Что бы она делала теперь на биеннале у Гельмана? Ты меня спрашиваешь? Спроси у Хейдиз, она уже много лет старается. До чего ж трудно художнику пробиться в наше время на какое-то заметное место. Она труднолюбивая, она пробьётся. Там опять все эти Каллимы, Синие Носы, Синие Супы — целая гирлянда. А ты чего, пишешь, что ли? Конечно, надо об этом писать. Это не хуже критических статей. А ещё лучше — придумать группу «Синие Трусы». Не морочь мне голову своими трусами.

Чего там на улице, мороз сильный? Я из лесу вышел. Да? А мы собирались в лес идти. Потепление обещали к пятнице. Складываем рюкзак и уходим, как сказал когда-то Сухотин. Думать нечего. Уайтспирита полбутылки хватит на всю пиротехнику. «Мы были не группой, а, скорее, труппой» — так он сказал, из-за чего они и поссорились. Поездки за город. Там соберутся «Синие Трупы», «Синие Губы». Бодиарт. Губы ещё означают грибы в некоторых диалектах. А у меня какое-то недоверие к твоему деверю.

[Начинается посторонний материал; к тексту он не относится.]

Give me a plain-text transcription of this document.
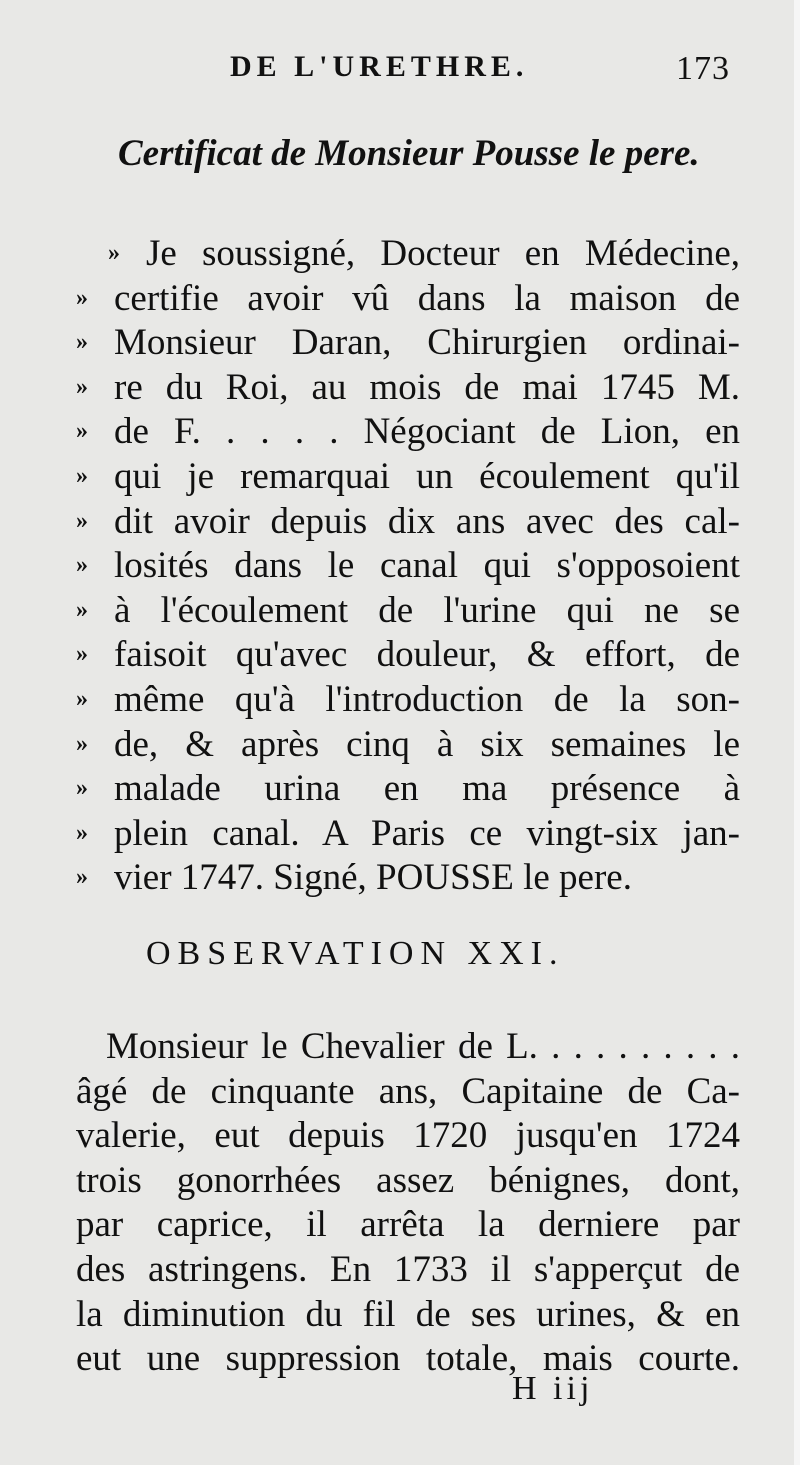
DE L'URETHRE.	173
Certificat de Monsieur Pousse le pere.
» Je soussigné, Docteur en Médecine,
» certifie avoir vû dans la maison de
» Monsieur Daran, Chirurgien ordinai-
» re du Roi, au mois de mai 1745 M.
» de F. . . . . Négociant de Lion, en
» qui je remarquai un écoulement qu'il
» dit avoir depuis dix ans avec des cal-
» losités dans le canal qui s'opposoient
» à l'écoulement de l'urine qui ne se
» faisoit qu'avec douleur, & effort, de
» même qu'à l'introduction de la son-
» de, & après cinq à six semaines le
» malade urina en ma présence à
» plein canal. A Paris ce vingt-six jan-
» vier 1747. Signé, POUSSE le pere.
OBSERVATION XXI.
Monsieur le Chevalier de L. . . . . . . . . .
âgé de cinquante ans, Capitaine de Ca-
valerie, eut depuis 1720 jusqu'en 1724
trois gonorrhées assez bénignes, dont,
par caprice, il arrêta la derniere par
des astringens. En 1733 il s'apperçut de
la diminution du fil de ses urines, & en
eut une suppression totale, mais courte.
H iij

Капусту в грибной суп? А я думал, ты спрашиваешь про лавровый лист. Доширак — кроме овощного: он отвратный вкус имеет. Какие шашлычки овощные были. Суперские. Теперь нигде не попробуешь такие печёные овощи. А пончики остынут, пока мы костёр разожжём, — на таком-то морозе. Конечно, можно за курами, но неохота туда переться, к метро. Поеду до Пушкино, сгори это Фрязево. А там разница всего несколько минут. Там контра, что ли? — видишь: побежали. Мамонт — это не слон, а имя. Маменькин сынок. Порождение матери. Если похож на мать, называли Мамонт — только и всего. А почему слона назвали? Они в диковинку у нас. Назови хоть как-нибудь. Они понятны лишь сперва, потом значенья их туманны. Онт — это сущность, а не порождение. Порождение будет — ген. Генезис. Ох уж мне эти эллины, этот язык! Язык сломаешь. «Внимание: переезд». А нам-то что? Это фонограмма для машиниста. Она почему-то транслировалась на вагон. А дальше уже Заветы. Я всегда беру Микояновского комбината. От Ильича до Ильича, без инфаркта и паралича чтобы прожить. А паркенсонизм? Противно, но не так опасно.

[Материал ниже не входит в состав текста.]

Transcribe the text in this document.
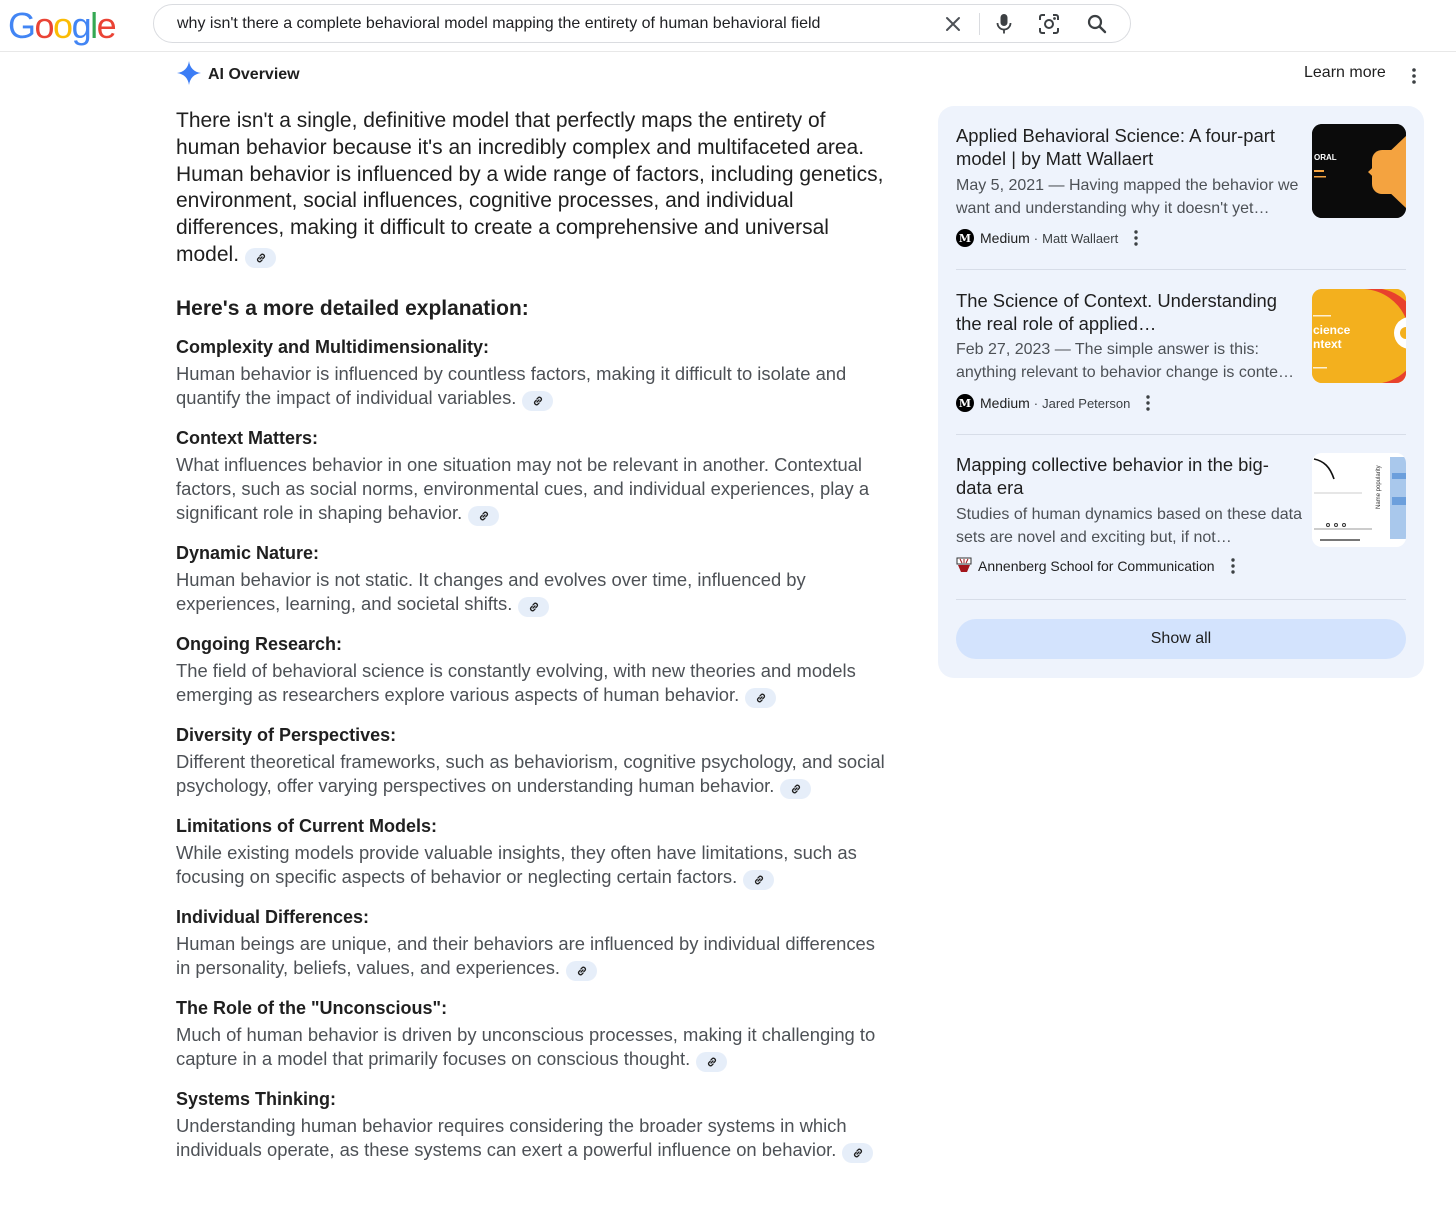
Google	why isn't there a complete behavioral model mapping the entirety of human behavioral field
AI Overview	Learn more

There isn't a single, definitive model that perfectly maps the entirety of human behavior because it's an incredibly complex and multifaceted area. Human behavior is influenced by a wide range of factors, including genetics, environment, social influences, cognitive processes, and individual differences, making it difficult to create a comprehensive and universal model.

Here's a more detailed explanation:
Complexity and Multidimensionality:
Human behavior is influenced by countless factors, making it difficult to isolate and quantify the impact of individual variables.
Context Matters:
What influences behavior in one situation may not be relevant in another. Contextual factors, such as social norms, environmental cues, and individual experiences, play a significant role in shaping behavior.
Dynamic Nature:
Human behavior is not static. It changes and evolves over time, influenced by experiences, learning, and societal shifts.
Ongoing Research:
The field of behavioral science is constantly evolving, with new theories and models emerging as researchers explore various aspects of human behavior.
Diversity of Perspectives:
Different theoretical frameworks, such as behaviorism, cognitive psychology, and social psychology, offer varying perspectives on understanding human behavior.
Limitations of Current Models:
While existing models provide valuable insights, they often have limitations, such as focusing on specific aspects of behavior or neglecting certain factors.
Individual Differences:
Human beings are unique, and their behaviors are influenced by individual differences in personality, beliefs, values, and experiences.
The Role of the "Unconscious":
Much of human behavior is driven by unconscious processes, making it challenging to capture in a model that primarily focuses on conscious thought.
Systems Thinking:
Understanding human behavior requires considering the broader systems in which individuals operate, as these systems can exert a powerful influence on behavior.
Applied Behavioral Science: A four-part model | by Matt Wallaert
May 5, 2021 — Having mapped the behavior we want and understanding why it doesn't yet…
M Medium · Matt Wallaert
ORAL
The Science of Context. Understanding the real role of applied…
Feb 27, 2023 — The simple answer is this: anything relevant to behavior change is conte…
M Medium · Jared Peterson
cience
ntext
Mapping collective behavior in the big-data era
Studies of human dynamics based on these data sets are novel and exciting but, if not…
Annenberg School for Communication
Name popularity
Show all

Если б мы курочку водрузили, она бы нам жирком накапала в костёр. Неужели восемь? А впрочем… Водичка с водочкой. А этот вкус должен изображать Старого Полковника? Да, немного терпкий. У тебя есть среди знакомых полковники? — Ты уже спрашивала об этом. Я не спросила, а напомнила. Не помню никого, кроме двоюродного деда, покойного. Он пишет книги более отчётливо, чем ты. Есть такой Женя. А ты ещё более? — Да, ещё более, и отчётливо в том числе. А он если муж твоей любовницы, то почему книги тогда? Целые очень толстые книги. Что на это возразить? Если ты Коперник, то это ещё не значит, что ты хороший любовник. Женя Харитонов был отличный писатель. Нина Садур, потом Катя. Маковский вообще умер, пропал без вести. И могилы нет. Женя Иорданский ездил — не нашёл. Он — не этот. Короче, если тот Женя — муж твоей любовницы, то почему, почему? Мне с тобой об этом говорить не с нем. Так Пушкин сказал Дантесу. Лось либо бежит от тебя, либо он бежит на тебя. От Пушкино до Мытищ без остановок. В Лосиноостровской, поди, заперли калитку уже. Поедем до Северянина.

(2)

Самое трудное для меня — это шея и ключицы. Грудино-ключично-сосцевидная мышца. Musculus sternocleidomastoideus. Это надо специально изучать, наблюдать. При разных поворотах головы они по-разному напрягаются. То выпирают, то нет. Надо внимательно смотреть всякие ракурсы. Ты любишь слова, я люблю изображения. Эти девчонки, они общезначимые. Ничего красивого Пентхауз не показал. Оставил его в Зверев-пункте, пусть сторожа смотрят. Мне назначает Мулен Руж по ночам рандеву. И я прошу вас, не стучите, я вам не открою. Запрокинул усы — и спишь. Ещё скрести руки на груди, как покойник. Дин-дон, дин-дон — три раза. А в восемь хорошо бы уже встать. Ещё скрести руками в бороде и просыпаться. И умоляю, не звоните, я шнур оборву.